Shared scaffolding introduced

  • src/browser-scraper-runtime.js — single harness for all browser-session connectors. Each connector just provides probeSession and scrape. Prevents boilerplate drift across the ~10 browser-scrape connectors and keeps INTERACTION handling consistent (one source of truth).

Design choices (autonomous, 2026-04-19)

  1. Scaffold vs ship. Every scaffolded connector ships a valid manifest + a connector that probes the session and emits SKIP_RESULT with a clear reason. This means:

    • Orchestrator smoke-tests pass for every connector (DONE succeeded, 0 records).
    • Tim can register all manifests right away and see the consent surface even if no scraping works yet.
    • Actual selectors are explicitly marked "deferred to live session" — not optimistically hardcoded from prior art that may be stale.
  2. Prefer APIs over scraping where the platform has one. GitHub, Oura, Spotify, Anthropic (future) are API-first. Less fragile than scraping, smaller LOC, faster to implement.
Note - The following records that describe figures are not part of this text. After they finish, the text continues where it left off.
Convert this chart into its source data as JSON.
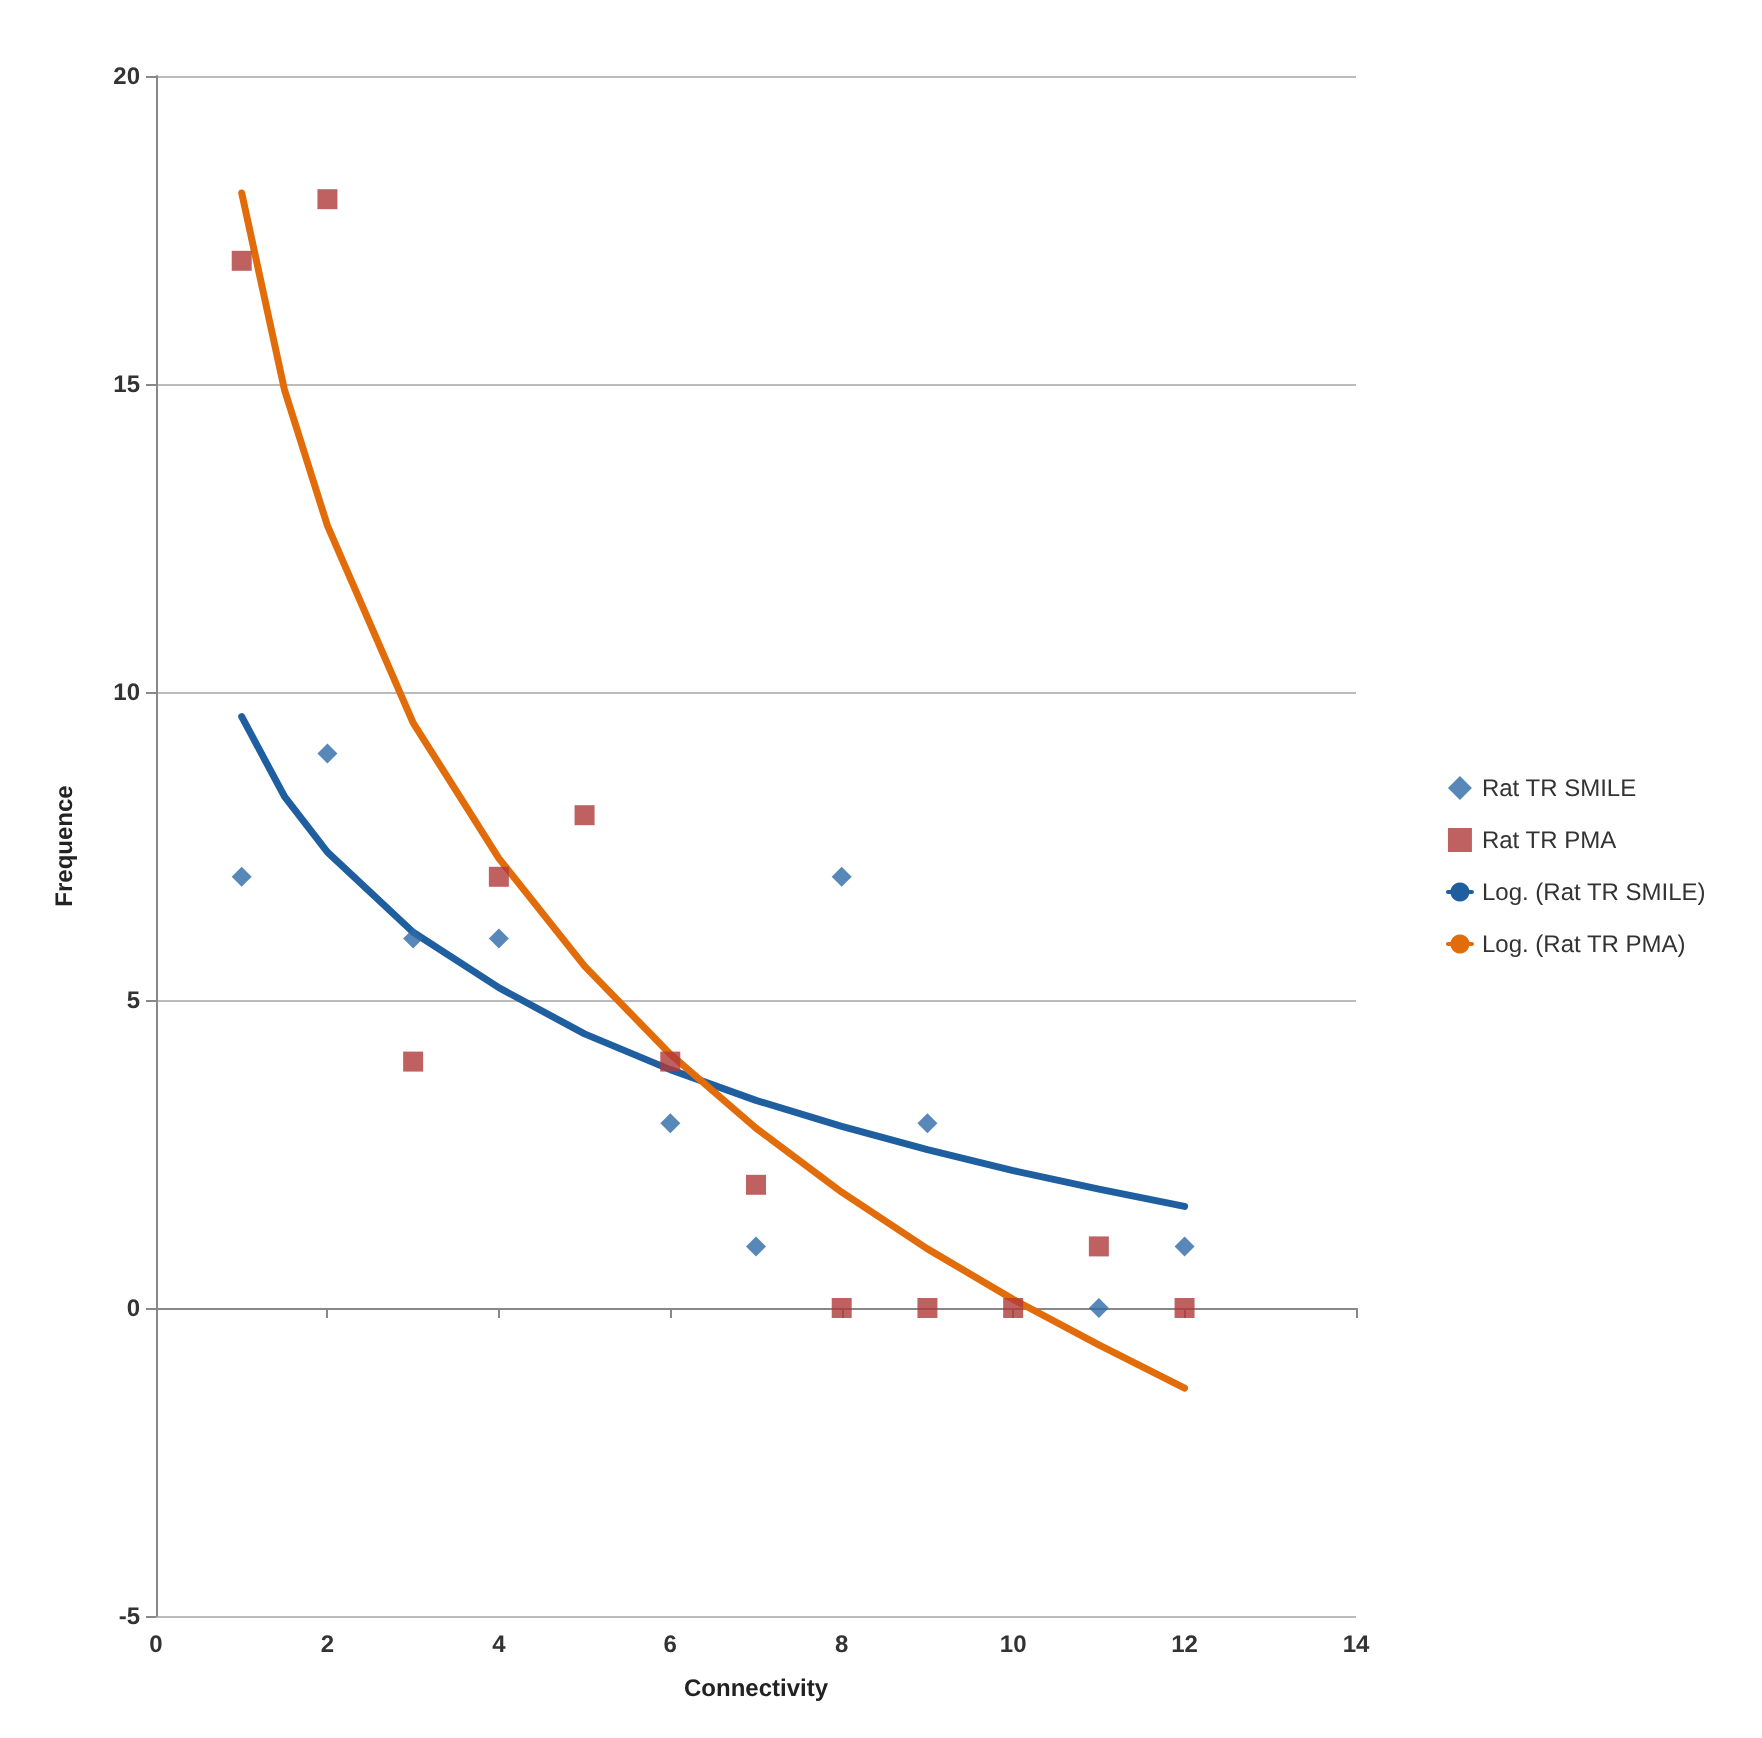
{
  "chart_data": {
    "type": "scatter",
    "xlabel": "Connectivity",
    "ylabel": "Frequence",
    "xlim": [
      0,
      14
    ],
    "xticks": [
      0,
      2,
      4,
      6,
      8,
      10,
      12,
      14
    ],
    "ylim": [
      -5,
      20
    ],
    "yticks": [
      -5,
      0,
      5,
      10,
      15,
      20
    ],
    "grid": "y",
    "legend": "right",
    "series": [
      {
        "name": "Rat TR SMILE",
        "marker": "diamond",
        "color": "#2e6aa8",
        "x": [
          1,
          2,
          3,
          4,
          6,
          7,
          8,
          9,
          11,
          12
        ],
        "values": [
          7,
          9,
          6,
          6,
          3,
          1,
          7,
          3,
          0,
          1
        ]
      },
      {
        "name": "Rat TR PMA",
        "marker": "square",
        "color": "#b03a3a",
        "x": [
          1,
          2,
          3,
          4,
          5,
          6,
          7,
          8,
          9,
          10,
          11,
          12
        ],
        "values": [
          17,
          18,
          4,
          7,
          8,
          4,
          2,
          0,
          0,
          0,
          1,
          0
        ]
      },
      {
        "name": "Log. (Rat TR SMILE)",
        "type": "line",
        "marker": "none",
        "line_style": "solid",
        "color": "#1f5fa0",
        "x": [
          1,
          1.5,
          2,
          3,
          4,
          5,
          6,
          7,
          8,
          9,
          10,
          11,
          12
        ],
        "values": [
          9.6,
          8.3,
          7.4,
          6.1,
          5.2,
          4.45,
          3.87,
          3.37,
          2.95,
          2.57,
          2.23,
          1.93,
          1.65
        ]
      },
      {
        "name": "Log. (Rat TR PMA)",
        "type": "line",
        "marker": "none",
        "line_style": "solid",
        "color": "#e36c0a",
        "x": [
          1,
          1.5,
          2,
          3,
          4,
          5,
          6,
          7,
          8,
          9,
          10,
          11,
          12
        ],
        "values": [
          18.1,
          14.9,
          12.7,
          9.5,
          7.3,
          5.55,
          4.12,
          2.92,
          1.88,
          0.96,
          0.14,
          -0.6,
          -1.3
        ]
      }
    ]
  }
}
  3. Reuse external projects rather than re-implementing. Slack delegated to slackdump subprocess. WhatsApp is a pure-JS parser (no external process needed — WhatsApp's export format is plaintext and well-documented).

  4. ChatGPT and Anthropic/Claude are sibling connectors. Separate manifests because they're separate products with separate consent surfaces.

  5. Meta vs Instagram naming. Connector is named meta because Instagram/Threads/Facebook share infrastructure; v1 targets Instagram but the connector ID is namespaced to meta for future expansion.

What Tim should know

  • Add PATs for GitHub, Oura, Spotify in .env.local to unlock three more fully-working connectors immediately.
  • For Slack: install slackdump, set SLACK_WORKSPACE=yourteam, run the connector.
  • For WhatsApp: export chats from mobile, drop .txt files in ~/.pdpp/imports/whatsapp/, run the connector.
  • For browser-scrape scaffolds (anthropic, shopify, heb, linkedin, meta, loom, uber, doordash, wholefoods): open a live session in bootstrap, then we wire the selectors together — each one takes 30 min once the session is live.

Why shipping scaffolds tonight matters

Every scaffolded connector is a legitimate PDPP polyfill right now: it has a manifest with full schemas, declares its consent surface, probes the session, and communicates cleanly with the runtime. What it doesn't do yet is scrape — but that's orthogonal to the protocol. The protocol is exercised end-to-end. The fan-out demonstrates that PDPP's polyfill model scales horizontally.